The sum recurrence for the (transposed) matrix $T$ is: $$T(n,1)=0$$ $$T(n,k)=\text{If } n\geq k \text{ then } \sum _{i=1}^{k-1} T(n-i,k-1)-\sum _{i=1}^{k-1} T(n-i,k) \text{ else } 1$$

The product recurrence for the (transposed) matrix $T$ is: $$T(n,1)=0$$

$$T(n,k)=\text{If } n\geq k \text{ then } \prod _{i=1}^{k-1} T(n-i,k-1)-\prod _{i=1}^{k-1} T(n-i,k) \text{ else } 1$$

As you see they are equivalent in the sense that only the sum symbols have been replaced with product symbols: $$\sum \rightarrow \prod$$

Question: What is the name for such a equivalence in form, of (recurrence) formulas?

I have been told that (at least) the sum recurrence is algebraic, but I don't know exactly what that means, other than that each column depends by recursion on the previous column.
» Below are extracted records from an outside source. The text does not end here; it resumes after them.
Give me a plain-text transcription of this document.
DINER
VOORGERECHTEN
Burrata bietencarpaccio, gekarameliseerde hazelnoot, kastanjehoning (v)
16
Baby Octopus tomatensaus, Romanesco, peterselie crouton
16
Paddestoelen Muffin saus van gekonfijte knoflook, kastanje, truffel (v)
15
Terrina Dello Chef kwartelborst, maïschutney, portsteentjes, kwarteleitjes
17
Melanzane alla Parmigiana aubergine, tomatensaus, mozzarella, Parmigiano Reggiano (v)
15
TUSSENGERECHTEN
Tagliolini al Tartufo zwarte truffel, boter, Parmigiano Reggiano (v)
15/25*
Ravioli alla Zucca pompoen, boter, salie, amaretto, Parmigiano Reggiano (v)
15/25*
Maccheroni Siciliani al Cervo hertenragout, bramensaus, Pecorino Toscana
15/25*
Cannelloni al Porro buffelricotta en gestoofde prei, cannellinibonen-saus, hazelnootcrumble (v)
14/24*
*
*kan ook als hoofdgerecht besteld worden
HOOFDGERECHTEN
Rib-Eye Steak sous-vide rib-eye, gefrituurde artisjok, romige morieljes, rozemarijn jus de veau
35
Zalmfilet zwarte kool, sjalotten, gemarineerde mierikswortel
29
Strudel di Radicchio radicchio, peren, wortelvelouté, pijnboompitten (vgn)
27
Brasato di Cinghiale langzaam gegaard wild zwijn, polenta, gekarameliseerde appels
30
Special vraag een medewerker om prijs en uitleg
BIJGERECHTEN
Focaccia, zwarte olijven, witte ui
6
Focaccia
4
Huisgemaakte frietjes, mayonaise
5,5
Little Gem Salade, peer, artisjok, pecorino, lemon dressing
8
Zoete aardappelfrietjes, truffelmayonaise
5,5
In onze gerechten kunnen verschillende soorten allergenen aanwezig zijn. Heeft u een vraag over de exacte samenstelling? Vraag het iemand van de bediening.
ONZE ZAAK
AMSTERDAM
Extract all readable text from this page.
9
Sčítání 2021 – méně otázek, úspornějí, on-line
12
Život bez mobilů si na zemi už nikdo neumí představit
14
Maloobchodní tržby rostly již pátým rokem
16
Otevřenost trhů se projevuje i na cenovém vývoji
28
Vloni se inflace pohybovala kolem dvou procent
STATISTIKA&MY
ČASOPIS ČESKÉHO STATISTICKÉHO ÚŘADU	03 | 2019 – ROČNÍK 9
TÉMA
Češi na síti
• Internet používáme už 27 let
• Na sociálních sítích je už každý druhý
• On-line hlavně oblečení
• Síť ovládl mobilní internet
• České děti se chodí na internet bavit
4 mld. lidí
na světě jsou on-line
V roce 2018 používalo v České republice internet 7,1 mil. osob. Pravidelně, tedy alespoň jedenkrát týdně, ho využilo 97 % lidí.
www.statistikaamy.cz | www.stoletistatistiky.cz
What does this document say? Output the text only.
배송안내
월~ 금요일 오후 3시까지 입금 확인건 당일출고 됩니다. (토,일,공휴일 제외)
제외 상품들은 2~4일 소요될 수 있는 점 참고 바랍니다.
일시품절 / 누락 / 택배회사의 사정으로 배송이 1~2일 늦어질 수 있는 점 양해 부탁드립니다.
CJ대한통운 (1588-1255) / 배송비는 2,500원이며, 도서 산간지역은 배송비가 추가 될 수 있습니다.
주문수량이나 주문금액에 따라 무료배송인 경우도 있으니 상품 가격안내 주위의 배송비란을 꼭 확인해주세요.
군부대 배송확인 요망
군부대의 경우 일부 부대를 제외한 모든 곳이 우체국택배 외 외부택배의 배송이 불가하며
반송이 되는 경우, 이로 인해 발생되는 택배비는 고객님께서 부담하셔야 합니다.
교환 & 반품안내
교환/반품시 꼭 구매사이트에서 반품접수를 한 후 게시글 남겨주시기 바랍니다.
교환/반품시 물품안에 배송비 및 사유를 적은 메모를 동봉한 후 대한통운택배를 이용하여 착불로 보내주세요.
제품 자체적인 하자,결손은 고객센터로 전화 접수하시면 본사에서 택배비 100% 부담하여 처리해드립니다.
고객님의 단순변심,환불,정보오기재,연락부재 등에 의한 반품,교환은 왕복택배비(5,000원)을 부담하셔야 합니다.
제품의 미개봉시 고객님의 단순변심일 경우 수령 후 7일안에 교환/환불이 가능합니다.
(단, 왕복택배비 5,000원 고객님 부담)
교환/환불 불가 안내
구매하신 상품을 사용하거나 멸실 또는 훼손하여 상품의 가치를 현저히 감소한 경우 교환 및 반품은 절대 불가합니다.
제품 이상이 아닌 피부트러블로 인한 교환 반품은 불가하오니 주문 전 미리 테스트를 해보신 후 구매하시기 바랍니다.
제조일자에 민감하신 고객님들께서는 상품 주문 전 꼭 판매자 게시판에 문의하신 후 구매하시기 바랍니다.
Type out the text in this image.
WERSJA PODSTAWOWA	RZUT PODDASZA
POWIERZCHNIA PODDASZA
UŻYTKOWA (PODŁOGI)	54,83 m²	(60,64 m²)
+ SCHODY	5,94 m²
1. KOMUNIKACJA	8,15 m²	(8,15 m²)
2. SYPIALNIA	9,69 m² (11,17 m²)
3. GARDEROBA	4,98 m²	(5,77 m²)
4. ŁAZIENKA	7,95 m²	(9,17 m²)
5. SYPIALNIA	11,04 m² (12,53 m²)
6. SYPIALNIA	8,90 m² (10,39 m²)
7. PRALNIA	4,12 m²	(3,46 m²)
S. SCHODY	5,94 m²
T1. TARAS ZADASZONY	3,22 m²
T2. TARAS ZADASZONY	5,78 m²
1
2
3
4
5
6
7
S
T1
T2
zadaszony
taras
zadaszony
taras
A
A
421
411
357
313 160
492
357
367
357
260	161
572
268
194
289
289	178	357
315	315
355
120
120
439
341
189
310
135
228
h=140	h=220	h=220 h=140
Mathematica program to demonstrate the equivalence of the sum and product recurrences:

(*Mathematica start*)
"Sum recurrence:"
Clear[t, T, n, k, i];
nn = 8;
t[n_, 1] = If[n >= 1, 0, 0];
t[n_, k_] := 
 t[n, k] = 
  If[n >= k, (Sum[t[n - i, k - 1], {i, 1, k - 1}] - 
     Sum[t[n - i, k], {i, 1, k - 1}]), 1]
TableForm[T = Table[Table[t[n, k], {k, 1, nn}], {n, 1, nn}]]
"Product recurrence:"
Clear[t, T, n, k, i];
nn = 8;
t[n_, 1] = If[n >= 1, 0, 0];
t[n_, k_] := 
 t[n, k] = 
  If[n >= k, (Product[t[n - i, k - 1], {i, 1, k - 1}] - 
     Product[t[n - i, k], {i, 1, k - 1}]), 1]
TableForm[T = Table[Table[t[n, k], {k, 1, nn}], {n, 1, nn}]]
(*Mathematica end*)